Leurs étreintes étaient devenues trop brèves,
Ils s'abandonnaient trop vite craignant de ne pas atteindre
L’instant sublime où le corps n'est plus qu'un cri...
S'ils ne mouraient pas d'amour sur le chemin escarpé,
Rétréci, de plus en plus malaisé où leurs forces s'amenuisaient,
Sur ce chemin qui tomberait le premier ?
Tout au long du parcours elle avait eu la certitude sereine que ce serait-elle.
Il aimait tellement la vie, c'était un roc solide comme du granit.
Elle ne savait plus quand le doute s'était insinué en elle.

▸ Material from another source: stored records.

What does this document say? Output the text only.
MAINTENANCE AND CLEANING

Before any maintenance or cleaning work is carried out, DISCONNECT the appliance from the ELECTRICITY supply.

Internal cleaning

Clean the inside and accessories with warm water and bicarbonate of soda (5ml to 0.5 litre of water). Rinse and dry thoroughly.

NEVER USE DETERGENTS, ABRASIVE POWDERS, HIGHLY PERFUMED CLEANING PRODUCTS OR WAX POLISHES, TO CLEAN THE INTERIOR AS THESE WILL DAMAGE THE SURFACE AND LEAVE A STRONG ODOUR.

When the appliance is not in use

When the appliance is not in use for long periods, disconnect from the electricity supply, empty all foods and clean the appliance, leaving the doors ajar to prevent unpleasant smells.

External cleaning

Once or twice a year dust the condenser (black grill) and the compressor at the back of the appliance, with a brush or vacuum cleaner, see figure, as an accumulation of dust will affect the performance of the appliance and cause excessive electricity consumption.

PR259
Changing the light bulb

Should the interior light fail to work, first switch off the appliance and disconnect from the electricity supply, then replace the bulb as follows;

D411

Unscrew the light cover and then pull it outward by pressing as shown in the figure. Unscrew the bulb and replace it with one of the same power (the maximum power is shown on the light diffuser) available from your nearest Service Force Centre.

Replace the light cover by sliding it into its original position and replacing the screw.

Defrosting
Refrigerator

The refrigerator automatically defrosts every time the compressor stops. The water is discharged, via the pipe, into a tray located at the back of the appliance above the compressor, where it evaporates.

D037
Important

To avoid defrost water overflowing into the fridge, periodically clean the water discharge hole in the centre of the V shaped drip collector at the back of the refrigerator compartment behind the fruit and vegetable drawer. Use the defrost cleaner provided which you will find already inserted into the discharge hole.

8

Et si c'était elle qui devait poursuivre seule le parcours,
Seule, de son pas menu de femme usée.
Elle ne se déroberait pas, ferait son devoir,
L’incinérerait puisque c'était leur mutuel désir,
Garderait ses cendres, ferait son testament
Pour laisser quelques indications à ceux qui leur survivraient.
L’incinérer à son tour, mêler leurs cendres
Les jeter un jour de vent d'ouest des coteaux de Bernouilles
Afin de fertiliser la plaine nourricière où ils avaient grandi.
Mais la plaine est inculte, bâtie, bétonnée.
Peut-être dans la mer, à Sainte Maxime où ils avaient tant nagé,
Dans le golfe de Propriano où ils s’étaient tant aimés.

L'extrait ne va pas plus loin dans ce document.